Leonardo Manetti, un giovane imprenditore agricolo che riscopre la tradizione dei poeti contadini




Leonardo Manetti vive a Greve in Chianti tra Firenze e Siena nel cuore del Chianti, nello storico Chianti Classico, terra di grandi vini rossi e del famoso gallo nero.






Occuparsi di agricoltura e seguire le orme della sua famiglia, che da sempre si è dedicata alla produzione di vino, olio e alla coltivazione del giaggiolo (iris pallida), è sempre stato il suo sogno.
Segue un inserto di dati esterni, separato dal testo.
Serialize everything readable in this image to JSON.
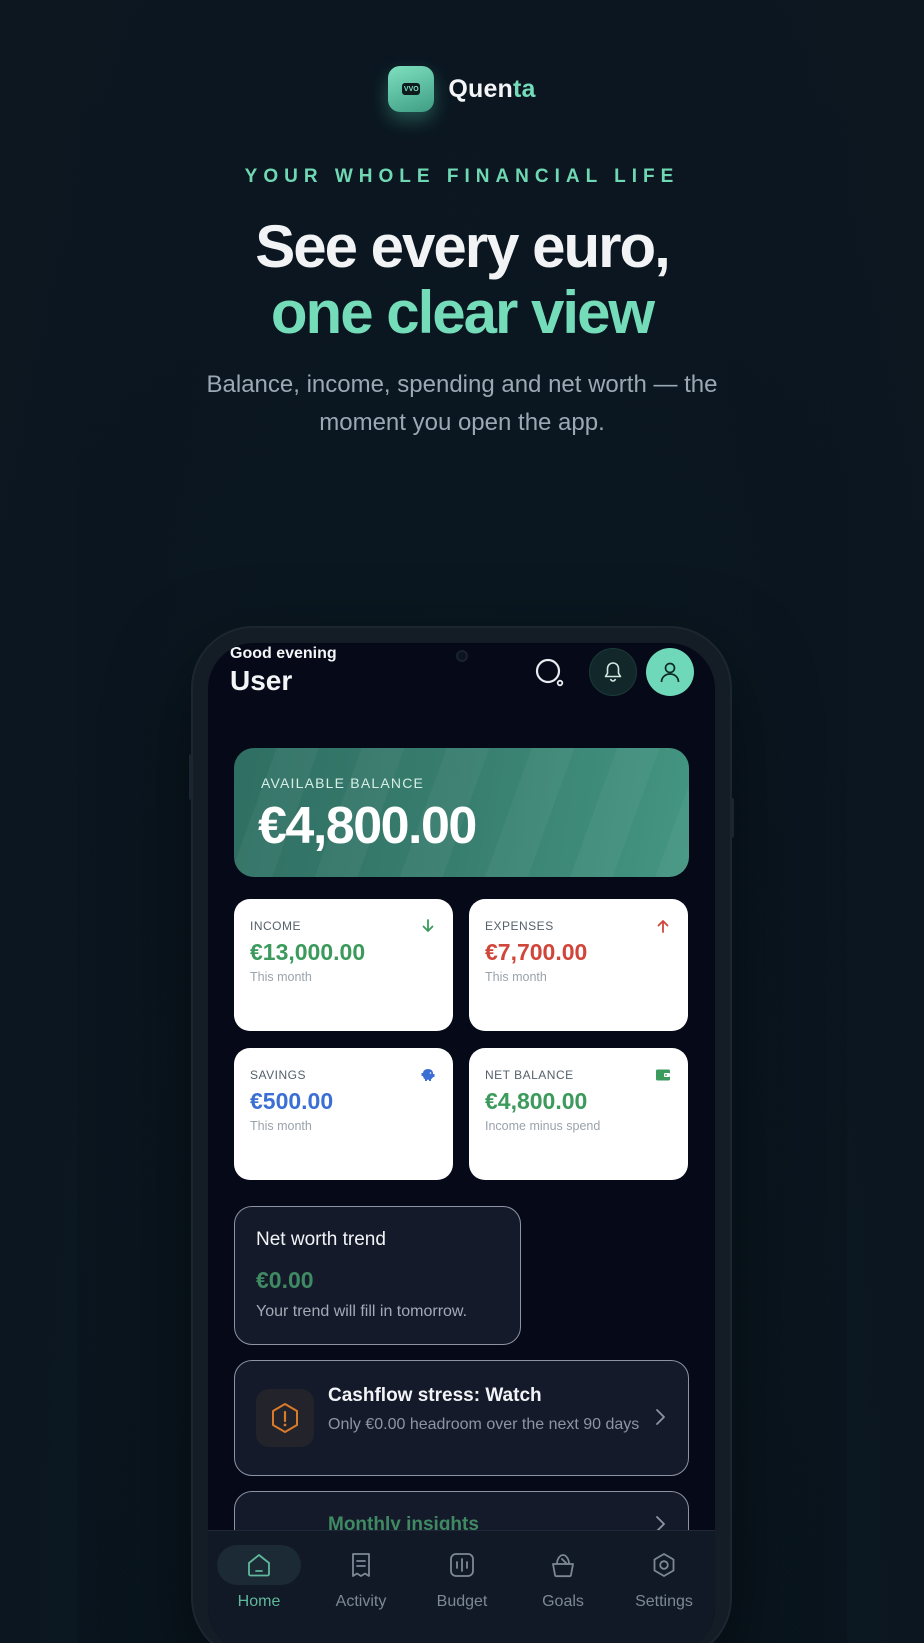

Con la fine della mezzadria (contratto agrario tra proprietario e coltivatore, molto diffuso in Chianti e in Toscana), negli anni '60, mentre tutti abbandonavano le campagne per andare a lavorare in città, la sua famiglia si mise in proprio e aprì una azienda agricola.


La grande passione di Leonardo per l'agricoltura nasce proprio dalla storia della sua famiglia con la quale ha sempre collaborato ed è stato coadiuvante familiare, ma la scelta di diventare agricoltore è stata decisa e voluta con molta determinazione, nonostante la strada per costruirsi una prospettiva aziendale credibile non sia stata e non è tuttora facile.
Dopo il diploma di perito elettronico, con la speranza di assicurarsi un posto di lavoro, ha scelto di continuare  la strada dell'università, laureandosi in Enologia e Viticoltura per inseguire il sogno di diventare Imprenditore Agricolo. 






Nel 2009 l'Azienda Agricola Manetti Leonardo apre i battenti ed esaudisce così il suo desiderio e quello di quel bambino che non vedeva l'ora di tornare a casa da scuola per partecipare alla vendemmia, e attendeva con impazienza l'arrivo dell'estate per poter andare in vigna.
Leonardo si dedica alla coltivazione dei suoi terreni, e i prodotti che ne ricava sono il risultato della tradizione locale, arricchita dalle moderne conoscenze tecniche.




Con l'aiuto del babbo Giorgio, segue tutto il processo del vino, dalla crescita delle uve alla commercializzazione, quello della produzione di olio e dei rizomi essiccati di giaggiolo, ma sta pensando di allargare la produzione ad altri prodotti. Si associa a Assoenologi come Enologo e, come da buona tradizione familiare a Coldiretti, la maggiore associazione di rappresentanza e assistenza dell'agricoltura italiana che promuove da molti anni, attraverso azioni e progetti di sensibilizzazione quotidiana, la battaglia a difesa del Made in Italy. Leonardo ha scelto di fare il contadino, riconosciuto in chiave moderna come imprenditore agricolo, per avere una buona qualità della vita e perché crede nei valori semplici e genuini del mondo contadino, gli stessi valori che hanno incoraggiato la sua vena poetica. 








Inizia a scrivere poesie da adolescente e negli ultimi anni i suoi componimenti sono diventati pubblici, riscuotendo un buon successo di pubblico e di critica. 
Partecipa a concorsi e rassegne di poesia, ottenendo numerosi riconoscimenti e pubblica diversi libri tra i quali "sChianti" e "Gli occhi interiori".
Nei suoi versi poetici c'è molto della sua terra dove passa la gran parte del suo tempo, molte poesie sono lo specchio fedele delle emozioni che i luoghi, i paesaggi e i prodotti che coltiva gli trasmettono.
Spesso dove c'è poesia, c'è l'uomo e la natura, una simbiosi che trova un fertile terreno nella sua anima.